Sois prudent(e) ! Deux mots prononcés chaque fois que je prends la route. Deux mots judicieusement choisis que j'ai souvent pris à la légère, voire trouvés quétaines à une certaine époque. C'est vrai, que pouvait-il m'arriver de «siii grave» ? J'avoue qu'aujourd'hui, ces deux mots résonnent différemment dans le creux de mes tympans...
Alors que le soleil déployait ses rayons avec vigueur sur les Cantons-de-l'Est et que la douce température, elle, ne me donnait « qu'une seule envie, me laisser tenter » : (Comme le fredonne Philippe Lafontaine dans Coeur de loup) grimper le son de la radio, descendre la fenêtre de la voiture et y sortir le traditionnel coude (rires). L'image est parfaite !
Je rêvassais déjà sur la route à cette coupe de vin réconfortante du samedi soir que je partagerais dans quelques heures à peine. Je n'avais pas calculé qu'une fraction de seconde avait le pouvoir de changer mon plan bien établi.
Le chemin est devenu flou, le ciel s'est assombri et mes idées se sont embrouillées. Je ne me rappelle même plus les vêtements que je portais. Une alarme paralysant mon état de panique s'est mis à résonner si fort dans mes tympans : Vais-je mourir ? Est-ce comme ça que ça doit se terminer ? Comment on fait ça, je ne l'ai jamais appris ?
Puis ma voiture s'est immobilisée... dans le fossé. Je savais qu'elle aimait voyager, mais je n'avais pas envisagé ce choix de destination. C'est à ce que moment que la panique a pris possession de mon corps. J'avoue que mes techniques de yoga se sont volatilisées du même coup.
Sortir de mon véhicule devenait alors une expérience contre nature pour mes jambes qui peinaient à supporter le poids de mon corps. Mon amie, communément appelée adrénaline, m'a donné un fichu coup de pouce pour la réussite de mon projet.

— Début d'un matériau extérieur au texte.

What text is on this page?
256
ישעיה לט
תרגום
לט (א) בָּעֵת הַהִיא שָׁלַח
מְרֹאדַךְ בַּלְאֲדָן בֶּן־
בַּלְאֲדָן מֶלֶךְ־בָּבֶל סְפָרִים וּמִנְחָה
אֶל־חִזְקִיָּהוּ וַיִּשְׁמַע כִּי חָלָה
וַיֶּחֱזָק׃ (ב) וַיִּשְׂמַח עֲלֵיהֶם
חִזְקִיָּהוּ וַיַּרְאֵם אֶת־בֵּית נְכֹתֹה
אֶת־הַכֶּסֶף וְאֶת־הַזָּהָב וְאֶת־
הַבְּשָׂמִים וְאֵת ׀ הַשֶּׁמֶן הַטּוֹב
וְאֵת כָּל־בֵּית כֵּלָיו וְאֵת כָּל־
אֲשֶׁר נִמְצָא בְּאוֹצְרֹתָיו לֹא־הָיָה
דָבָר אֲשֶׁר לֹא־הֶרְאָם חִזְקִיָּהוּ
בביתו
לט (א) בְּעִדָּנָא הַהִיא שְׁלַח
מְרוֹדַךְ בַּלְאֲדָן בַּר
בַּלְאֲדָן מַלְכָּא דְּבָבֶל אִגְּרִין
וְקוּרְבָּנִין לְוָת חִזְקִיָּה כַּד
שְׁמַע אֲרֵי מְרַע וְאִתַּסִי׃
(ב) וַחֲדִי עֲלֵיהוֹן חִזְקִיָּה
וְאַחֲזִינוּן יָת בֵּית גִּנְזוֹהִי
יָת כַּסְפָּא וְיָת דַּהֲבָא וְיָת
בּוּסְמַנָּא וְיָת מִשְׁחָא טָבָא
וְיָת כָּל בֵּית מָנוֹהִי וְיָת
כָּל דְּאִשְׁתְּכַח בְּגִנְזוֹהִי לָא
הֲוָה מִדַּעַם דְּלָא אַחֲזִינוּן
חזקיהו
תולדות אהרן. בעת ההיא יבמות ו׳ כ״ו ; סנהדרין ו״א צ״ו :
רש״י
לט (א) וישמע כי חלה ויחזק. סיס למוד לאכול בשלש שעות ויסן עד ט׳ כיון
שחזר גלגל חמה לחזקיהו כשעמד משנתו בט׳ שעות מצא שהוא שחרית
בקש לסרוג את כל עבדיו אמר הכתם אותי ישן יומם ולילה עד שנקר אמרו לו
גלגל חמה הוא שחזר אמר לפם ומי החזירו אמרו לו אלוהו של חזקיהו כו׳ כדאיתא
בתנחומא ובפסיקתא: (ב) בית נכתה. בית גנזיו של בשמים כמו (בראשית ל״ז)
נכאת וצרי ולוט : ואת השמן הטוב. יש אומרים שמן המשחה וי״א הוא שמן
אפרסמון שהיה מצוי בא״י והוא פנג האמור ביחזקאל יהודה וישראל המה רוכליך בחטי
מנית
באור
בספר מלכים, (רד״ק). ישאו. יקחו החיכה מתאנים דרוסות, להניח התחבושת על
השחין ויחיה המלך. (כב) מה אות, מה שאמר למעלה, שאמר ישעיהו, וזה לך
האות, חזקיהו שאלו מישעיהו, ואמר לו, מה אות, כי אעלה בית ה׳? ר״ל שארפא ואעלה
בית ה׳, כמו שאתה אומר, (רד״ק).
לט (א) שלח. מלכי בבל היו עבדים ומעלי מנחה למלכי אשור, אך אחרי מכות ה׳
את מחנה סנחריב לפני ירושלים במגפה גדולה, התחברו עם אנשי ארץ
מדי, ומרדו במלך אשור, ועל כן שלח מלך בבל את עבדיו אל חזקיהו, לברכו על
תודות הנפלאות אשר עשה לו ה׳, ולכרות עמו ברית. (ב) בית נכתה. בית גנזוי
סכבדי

C'est en talons hauts, secouée par la scène, sur le bord de la 55 que j'ai éclaté en sanglot dans les bras de celle qui a percuté mon véhicule. On pleurait le sentiment de peur, d'impuissance mais aussi de soulagement. Personne n'était blessé, ni moi, ni elle, ni ses enfants. Même sa voiture avait fière allure. Le tsunami d'émotions qui s'entrechoquaient dans nos poitrines était plutôt indescriptible et douloureux.
Tout s'est passé très vite par la suite. Mais, je me souviens avoir été émue devant tous ces professionnels mandatés pour nous porter secours et ces témoins aussi qui ont choisi de s'arrêter afin d'assurer notre sécurité.
Alors que j'étais couverte de honte (et de mascara) j'étais sidérée par la douceur des regards, le calme et le respect qui découlaient de cette scène peu glorieuse. Un incident qui aurait pu être catastrophique a plutôt fait ressortir le beau de chaque être humain présent sur les lieux. La seule raison de leur présence était de nous aider. Ça peut sembler banal, mais j'ai encore les yeux dans l'eau juste d'y penser.
C'est par un samedi printanier ensoleillé que j'ai compris toutes les subtilités derrière ces deux mots simples « sois prudente » ! Rien n'est acquis, la vie est précieuse il faut en prendre soin.